Ad un quarto d’ora dal termine di Atalanta-Napoli una moneta da 100 lire lanciata dagli spalti atalantini colpì alla testa il centrocampista brasiliano Alemao. Il giocatore, pur accusando il colpo, negl’istanti successivi al fatto sembrò capace di continuare la partita, fino a quando il massaggiatore Carmando gli consigliò di stendersi a terra per le medicazioni (celeberrimo il suo “buttati a terra! Buttati a terra!”) e, successivamente, di farsi sostituire per essere trasportato all’ospedale di Bergamo per ulteriori accertamenti. Il giudice sportivo esaminò il ricorso presentato dal Napoli e assegnò, come da regolamento, la vittoria a tavolino alla squadra di Maradona. Il punto in più così conquistato valse l’aggancio al Milan, fermato sul pari dal Bologna. Una partita, questa, segnata non da una decisione disciplinare quanto da un marchiano errore arbitrale che negò nel finale un evidente goal agli emiliani, con la palla che oltrepassò la linea della porta milanista di mezzo metro, e assegnò – di fatto – un punto in più anche ai rossoneri. Un errore che però ricevette un’esposizione mediatica assai limitata rispetto ai fatti di Bergamo.
Il decisivo sorpasso ai danni dei milanisti il Napoli lo effettuò due settimane dopo, quando s’impose per 2 a 4 proprio sul campo del Bologna mentre il Milan veniva sconfitto in rimonta a Verona.
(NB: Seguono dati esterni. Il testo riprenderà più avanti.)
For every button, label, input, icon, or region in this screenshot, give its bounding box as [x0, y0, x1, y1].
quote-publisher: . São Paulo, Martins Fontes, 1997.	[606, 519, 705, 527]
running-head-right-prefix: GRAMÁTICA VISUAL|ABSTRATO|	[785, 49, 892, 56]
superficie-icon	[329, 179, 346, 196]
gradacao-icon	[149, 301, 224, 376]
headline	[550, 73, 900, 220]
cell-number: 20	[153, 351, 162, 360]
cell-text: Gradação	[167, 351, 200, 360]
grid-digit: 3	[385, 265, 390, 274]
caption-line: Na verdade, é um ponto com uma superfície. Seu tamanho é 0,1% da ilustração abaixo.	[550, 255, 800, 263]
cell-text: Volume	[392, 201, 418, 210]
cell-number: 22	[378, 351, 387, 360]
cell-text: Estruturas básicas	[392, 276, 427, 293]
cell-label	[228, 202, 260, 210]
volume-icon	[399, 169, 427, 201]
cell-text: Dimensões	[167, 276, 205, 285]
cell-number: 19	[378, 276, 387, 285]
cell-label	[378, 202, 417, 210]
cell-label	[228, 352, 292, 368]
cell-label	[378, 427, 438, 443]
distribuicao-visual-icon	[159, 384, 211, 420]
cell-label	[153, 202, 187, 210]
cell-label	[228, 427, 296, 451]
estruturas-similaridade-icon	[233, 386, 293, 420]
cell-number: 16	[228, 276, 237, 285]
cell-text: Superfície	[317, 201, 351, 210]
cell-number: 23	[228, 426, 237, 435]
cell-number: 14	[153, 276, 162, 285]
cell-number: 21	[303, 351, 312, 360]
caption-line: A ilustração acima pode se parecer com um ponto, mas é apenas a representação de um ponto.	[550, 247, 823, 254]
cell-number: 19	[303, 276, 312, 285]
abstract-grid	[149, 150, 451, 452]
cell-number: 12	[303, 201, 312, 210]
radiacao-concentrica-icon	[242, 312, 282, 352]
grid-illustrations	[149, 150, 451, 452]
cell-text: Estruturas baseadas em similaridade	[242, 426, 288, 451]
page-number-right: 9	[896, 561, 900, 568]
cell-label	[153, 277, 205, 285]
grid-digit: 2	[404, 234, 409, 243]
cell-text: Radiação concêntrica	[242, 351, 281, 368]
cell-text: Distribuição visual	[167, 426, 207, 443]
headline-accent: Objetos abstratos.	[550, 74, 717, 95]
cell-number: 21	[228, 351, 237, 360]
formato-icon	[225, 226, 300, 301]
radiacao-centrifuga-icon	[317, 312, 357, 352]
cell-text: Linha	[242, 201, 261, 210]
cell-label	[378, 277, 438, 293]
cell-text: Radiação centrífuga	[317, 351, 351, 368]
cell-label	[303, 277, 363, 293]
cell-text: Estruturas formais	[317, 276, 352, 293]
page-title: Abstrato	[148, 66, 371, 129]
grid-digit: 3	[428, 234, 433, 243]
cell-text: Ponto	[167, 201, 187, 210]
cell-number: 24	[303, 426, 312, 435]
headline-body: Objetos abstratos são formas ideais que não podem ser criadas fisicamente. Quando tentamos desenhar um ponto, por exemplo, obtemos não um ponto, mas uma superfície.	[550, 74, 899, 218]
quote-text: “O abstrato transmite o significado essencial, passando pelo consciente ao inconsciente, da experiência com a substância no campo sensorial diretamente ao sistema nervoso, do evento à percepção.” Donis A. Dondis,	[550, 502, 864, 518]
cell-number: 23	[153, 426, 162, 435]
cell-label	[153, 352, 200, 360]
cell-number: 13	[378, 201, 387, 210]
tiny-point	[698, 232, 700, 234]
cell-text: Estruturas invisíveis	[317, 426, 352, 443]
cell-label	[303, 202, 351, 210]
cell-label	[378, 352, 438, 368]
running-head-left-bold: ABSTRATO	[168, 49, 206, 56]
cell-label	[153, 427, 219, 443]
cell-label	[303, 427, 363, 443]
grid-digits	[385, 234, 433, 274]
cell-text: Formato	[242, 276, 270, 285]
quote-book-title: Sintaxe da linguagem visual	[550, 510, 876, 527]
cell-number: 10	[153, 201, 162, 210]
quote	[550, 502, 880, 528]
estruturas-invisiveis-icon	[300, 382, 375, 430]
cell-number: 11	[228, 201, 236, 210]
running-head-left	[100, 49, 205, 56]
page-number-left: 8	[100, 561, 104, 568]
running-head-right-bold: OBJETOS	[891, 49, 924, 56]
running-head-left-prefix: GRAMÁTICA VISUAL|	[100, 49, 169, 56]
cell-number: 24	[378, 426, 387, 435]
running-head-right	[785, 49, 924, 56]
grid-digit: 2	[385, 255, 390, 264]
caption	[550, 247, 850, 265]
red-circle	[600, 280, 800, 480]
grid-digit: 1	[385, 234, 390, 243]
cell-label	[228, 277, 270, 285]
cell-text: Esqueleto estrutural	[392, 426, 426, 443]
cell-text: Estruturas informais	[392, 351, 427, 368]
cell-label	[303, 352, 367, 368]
La partita del Bentegodi visse momenti di tensione, con i milanisti che protestarono con l’arbitro Lo Bello per due presunti rigori non assegnati (revisionando le immagini il primo su Massaro pare inesistente, mentre Van Basten sembra essere effettivamente toccato in area). Le espulsioni di Rijkaard, Sacchi e Van Basten fecero cornice alla rimonta degli scaligeri e al dramma rossonero. Le vittorie nell’ultima giornata di campionato, rispettivamente, con Lazio e Bari, lasciarono il distacco tra Napoli e Milan a due punti e sancirono la conquista del secondo scudetto della storia del club partenopeo.
I numeri e le immagini risultano chiarire definitivamente che ciò che accadde nello stadio di Bergamo non influì decisivamente sulle sorti del campionato quanto sull’immagine che quello scudetto porta con sé. Pur rispettando formalmente il regolamento, giudico l’atteggiamento del Napoli in quella circostanza inopportuno e figlio di una cultura della furbizia che stride rumorosamente con i valori di lealtà sportiva che faticano ad affermarsi nel nostro calcio. Avrebbe giovato maggiormente al blasone di quella squadra bella e vincente evitare di presentare quel ricorso e lasciare che fosse esclusivamente il campo a rendere merito ai calciatori azzurri di una memorabile vittoria. Cento lire non varranno mai la storia del Napoli.